🤖 AI Summary
Latent fingerprint identification remains challenging due to low-quality images, strong background noise, and incomplete ridge patterns. To address these issues, this paper proposes a hybrid CNN-Transformer architecture featuring dual backbones—EfficientNet-B0 and Swin-Tiny—integrated with a spatial attention module to enhance discriminative representation of high-quality ridge regions.
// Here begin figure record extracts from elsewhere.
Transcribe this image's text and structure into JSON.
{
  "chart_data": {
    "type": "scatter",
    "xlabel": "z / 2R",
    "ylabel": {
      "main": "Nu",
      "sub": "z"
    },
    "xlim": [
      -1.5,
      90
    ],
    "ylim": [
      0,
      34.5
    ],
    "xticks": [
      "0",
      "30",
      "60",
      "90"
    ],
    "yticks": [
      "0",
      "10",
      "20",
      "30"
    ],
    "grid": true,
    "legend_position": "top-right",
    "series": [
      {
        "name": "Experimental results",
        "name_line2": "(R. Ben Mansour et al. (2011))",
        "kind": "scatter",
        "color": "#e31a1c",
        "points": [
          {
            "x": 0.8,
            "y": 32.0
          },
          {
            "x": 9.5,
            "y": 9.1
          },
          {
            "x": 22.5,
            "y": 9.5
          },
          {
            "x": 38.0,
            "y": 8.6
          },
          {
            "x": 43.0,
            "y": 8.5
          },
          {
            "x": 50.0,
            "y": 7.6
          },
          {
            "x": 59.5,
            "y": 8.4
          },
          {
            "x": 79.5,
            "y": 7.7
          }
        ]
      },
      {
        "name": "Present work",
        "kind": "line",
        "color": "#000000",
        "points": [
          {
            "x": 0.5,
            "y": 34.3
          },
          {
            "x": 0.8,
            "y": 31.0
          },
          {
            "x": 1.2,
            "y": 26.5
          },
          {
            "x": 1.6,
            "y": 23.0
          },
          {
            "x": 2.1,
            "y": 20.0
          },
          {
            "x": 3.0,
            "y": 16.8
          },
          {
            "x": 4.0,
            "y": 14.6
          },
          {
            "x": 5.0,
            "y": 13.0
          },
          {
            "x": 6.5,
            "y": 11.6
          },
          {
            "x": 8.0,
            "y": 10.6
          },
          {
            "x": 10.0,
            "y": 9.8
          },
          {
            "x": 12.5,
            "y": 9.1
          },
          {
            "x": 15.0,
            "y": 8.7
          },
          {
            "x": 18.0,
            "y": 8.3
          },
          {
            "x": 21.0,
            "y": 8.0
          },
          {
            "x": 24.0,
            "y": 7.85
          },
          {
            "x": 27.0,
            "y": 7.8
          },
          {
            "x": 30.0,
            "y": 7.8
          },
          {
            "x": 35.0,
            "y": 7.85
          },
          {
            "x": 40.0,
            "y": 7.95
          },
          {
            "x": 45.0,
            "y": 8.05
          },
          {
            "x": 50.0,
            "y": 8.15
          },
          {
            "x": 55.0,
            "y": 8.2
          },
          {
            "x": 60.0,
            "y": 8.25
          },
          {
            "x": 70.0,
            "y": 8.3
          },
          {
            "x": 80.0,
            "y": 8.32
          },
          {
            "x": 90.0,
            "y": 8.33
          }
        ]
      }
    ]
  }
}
Local and global features are jointly optimized via complementary fusion and contrastive projection, enabling closed-set matching through cosine similarity. Extensive experiments on two public latent fingerprint datasets demonstrate that the proposed method achieves significantly higher Rank-10 identification accuracy than three state-of-the-art approaches. The results validate its effectiveness in modeling complex latent fingerprint characteristics and performing robust, discriminative matching under challenging conditions.
📝 Abstract
Latent fingerprint identification remains a challenging task due to low image quality, background noise, and partial impressions. In this work, we propose a novel identification approach called LatentPrintFormer. The proposed model integrates a CNN backbone (EfficientNet-B0) and a Transformer backbone (Swin Tiny) to extract both local and global features from latent fingerprints. A spatial attention module is employed to emphasize high-quality ridge regions while suppressing background noise. The extracted features are fused and projected into a unified 512-dimensional embedding, and matching is performed using cosine similarity in a closed-set identification setting. Extensive experiments on two publicly available datasets demonstrate that LatentPrintFormer consistently outperforms three state-of-the-art latent fingerprint recognition techniques, achieving higher identification rates across Rank-10.